February 20, 2019
State project revives Baluchari silk in Bangla
Baluchari is a quintessential silk sari of Bangla, made using richly dyed silk, with intricate motifs depicting Indian mythology woven onto its large ‘pallu’. The textile found a home in Bishnupur of Bankura district after its place of origin, Baluchar in Murshidabad, had succumbed to nature’s vagaries.
Even in Bishnupur, the designs, looms, weaving techniques and threads used, which mark the originality of the textile endured severe changes over time.
The launch of Bangla Government’s Baluchari project has revived the textile via a sharp spike in sale across the state.
The project, Baluchari is a collaboration between the West Bengal State Handloom Weavers’ Cooperative Society (Tantuja) and the State Directorate of Textiles. This project aims to revive the Baluchari textile by blending old and new designs while acknowledging the current trends and demands of the consumers. This new approach is responsible for the major success of the project. The project includes helping farmers in the cultivation of silk.
The project’s first manifestation was the opening of an exclusive showroom on Park Street, Kolkata in 2017. The store is also named Baluchari. The annual turnover of the showroom now runs into crores.
The store on Park Street sells not only sarees but also other articles with Baluchari patterns on them, like shoes, bags, wallets, belts, and also silk furnishings. The leather articles have silk patches with Baluchari weaving stuck on to them.
Baluchari sarees are sold through Tantuja outlets too, the primary brand of the Handloom Weavers’ Cooperative Society. Tantuja has 83 sales outlets across India. A significant amount of sales also happens through online platforms like Amazon and Flipkart.

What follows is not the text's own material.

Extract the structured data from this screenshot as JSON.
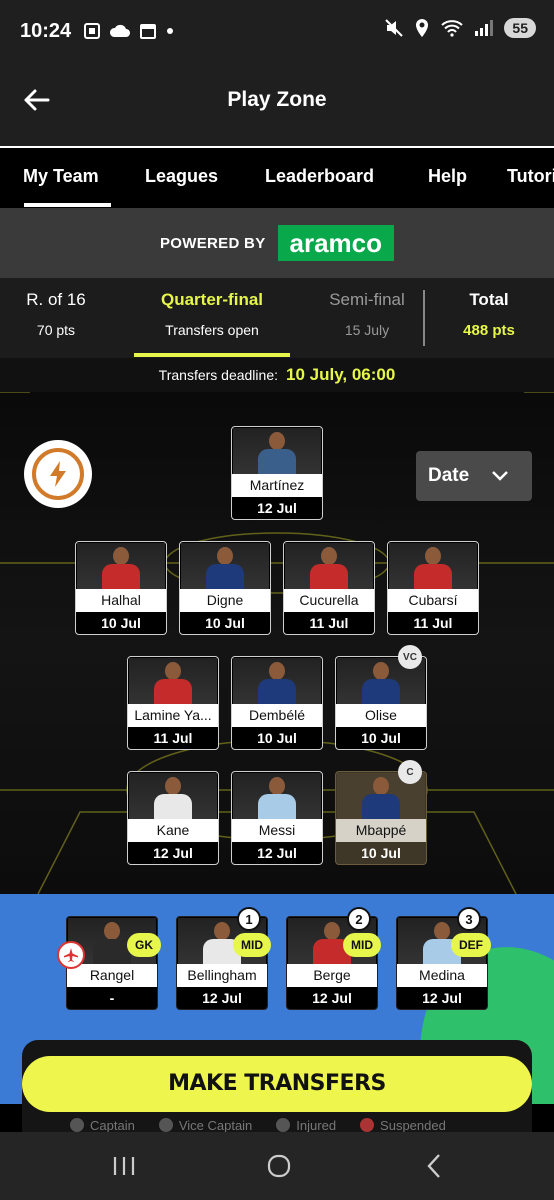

The handloom fabrics for weaving Baluchari are procured from cooperative societies and artisans through 12 procurement centres and two training-cum-production centres.
Regarding the cultivation of silk, the other important component of the project Baluchari, the State Government runs 59 sericulture farms which cultivate superior-quality seeds. These seeds are then given to the farmers at a subsidised rate, who then produce the raw silk. The farmers earn good revenue from selling the raw silk to weavers.